2. Dans la majorité des PVD, les capacités d’absorption en matière d’emploi et d’habitation ne rencontrent pas le rythme d’accroissement de la population urbaine. Le contexte du désengagement de l’État n’a fait qu’accroître les inégalités et la ségrégation des espaces urbains.
3. La croissance de l’urbanisation et de la pauvreté renvoie directement à la question de l’habitation. 43 % de la population urbaine des PVD habite dans les bidonvilles en 2004 (78 % dans les pays moins avancés). La Planète bidonville de Mike Davis (2005) s’est imposée avec 900 millions de personnes qui vivent aujourd’hui dans ces zones d’habitat informel (2 milliards prévus dans 30 ans).
4. La croissance de l’urbanisation pose avec acuité la question de l’environnement. Les villes sont associées à des modes de consommation en contradiction avec une perspective de développement viable. Elles sont de grandes consommatrices d’eau. Une grande partie des 900 millions d’habitants des bidonvilles n’a accès qu’à 5 à 10 litres d’eau par jour. Pour satisfaire les besoins humains fondamentaux, l’individu doit disposer de 20 à 50 litres d’eau exempte de contaminants.

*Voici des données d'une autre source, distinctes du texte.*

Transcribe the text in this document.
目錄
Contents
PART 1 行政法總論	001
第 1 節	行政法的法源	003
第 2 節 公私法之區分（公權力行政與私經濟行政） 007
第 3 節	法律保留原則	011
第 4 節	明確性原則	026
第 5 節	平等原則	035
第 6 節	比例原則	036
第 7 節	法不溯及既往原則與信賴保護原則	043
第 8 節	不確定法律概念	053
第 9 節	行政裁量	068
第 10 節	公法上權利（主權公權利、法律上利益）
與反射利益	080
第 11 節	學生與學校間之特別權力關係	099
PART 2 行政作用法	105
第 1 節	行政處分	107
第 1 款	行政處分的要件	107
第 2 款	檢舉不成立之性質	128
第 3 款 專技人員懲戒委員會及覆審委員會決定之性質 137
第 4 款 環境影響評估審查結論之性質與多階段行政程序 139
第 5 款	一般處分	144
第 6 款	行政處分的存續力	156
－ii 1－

Mais, au-delà de ces statistiques, un regard s’impose sur les conditions de vie des citadins des pays en développement, et en particulier ceux des bidonvilles. La liste de problèmes est longue. Mike Davis (2006), dans son célèbre ouvrage Le pire des mondes possibles, trace un portrait impitoyable de cette réalité qui ne relève malheureusement pas de la fiction ! Sa thèse, celle de la responsabilité des grandes institutions internationales comme la Banque mondiale et l’échec des politiques urbaines et des programmes mis en œuvre par les agences tant nationales qu’internationales, est aujourd’hui appuyée par les rapports récents publiés par UN-Habitat. Selon ces derniers, l’objectif qui vise l’amélioration de la qualité de vie de 100 millions d’habitants dans les bidonvilles d’ici l’année 2020 semble désormais de plus en plus irréalisable (UN Habitat 2003). Plusieurs chercheurs et spécialistes des questions urbaines dans les pays en développement n’hésitent pas à parler de crise urbaine.